Nesses lugares, qualquer beliscão pode ser considerado
uma agressão indevida. No Brasil, o Código
Penal prevê punição somente para o "castigo
imoderado", eufemismo que oculta situações
em que o agressor perde o controle, causando danos irreparáveis
à vítima, que não tem a mínima
chance de defesa. Uma pesquisa da Fundação
Oswaldo Cruz revelou que dos 105 casos de violência
doméstica contra crianças registrados em 1990,
em dezoito delegacias do Rio de Janeiro, apenas 25 foram
transformados em inquérito policial e só um
chegou aos tribunais, resultando na absolvição
do acusado trata-se de um dado antigo, mas o único
produzido a esse respeito no país. Especialistas
no tema estimam que esse cenário tenha melhorado
de lá para cá, mas não muito.
O baixo número de pais levados à Justiça
torna difícil outra tarefa dos especialistas em violência
infantil: a análise do perfil do agressor. Afinal,
o que leva alguém a esmurrar, violentar ou torturar
psicologicamente o próprio filho? "Em geral, uma
criança espancada transforma-se num adulto agressor",
afirma o pediatra Lauro Monteiro, presidente da Abrapia,
ONG que até o ano passado concentrou a maior parte
das denúncias de maus-tratos contra menores no Rio.

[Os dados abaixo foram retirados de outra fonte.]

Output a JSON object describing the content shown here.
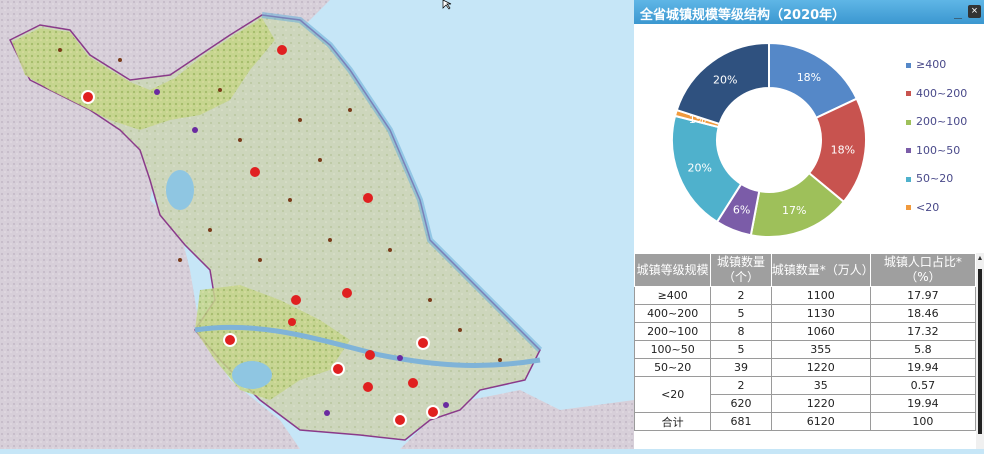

"Esse problema não é exclusividade de pobres,
analfabetos, drogados ou doentes mentais, ainda que a maioria
dos casos que chegam à Justiça seja de pessoas
das classes menos favorecidas."
A ausência de qualquer distinção de
classe social torna a agressão na infância
um assunto mais perturbador ainda. Pior: quando o abuso
sobe para a metade de cima da pirâmide social, entra
em funcionamento uma rede de proteção que
normalmente livra da Justiça o agressor e leva as
vítimas a consultórios particulares. Felizmente,
nem sempre esse modelo é seguido à risca.
Instalada em Ipanema, no coração da Zona Sul
carioca, a Clínica da Violência, um dos mais
conceituados centros de tratamento para crianças
vítimas de abuso físico e sexual, é
um tormento para pais agressores de classe média
para cima. Os laudos da psicanalista Graça Pizá,
diretora da clínica, já foram usados no julgamento
de cinco homens que tiveram o pátrio poder destituído.
Há ainda dezenas de processos em andamento. A clínica
atendeu 480 meninos e meninas entre 1996 e 1998. Em 55%
dos casos, a vítima sofreu abuso sexual, freqüentemente
seguido de violência física. Em 87% das denúncias,
descobriu-se que o algoz da criança era o pai biológico.
"Nos nossos prontuários de atendimento, percebemos
que o agressor é alguém com curso superior",
afirma a psicanalista. O fato de gente aparentemente acima
de qualquer suspeita ser flagrada brutalizando um inocente
e sofrer conseqüências é apenas o início
do fim da violência contra crianças. Um bom
caminho para acabar com a impunidade.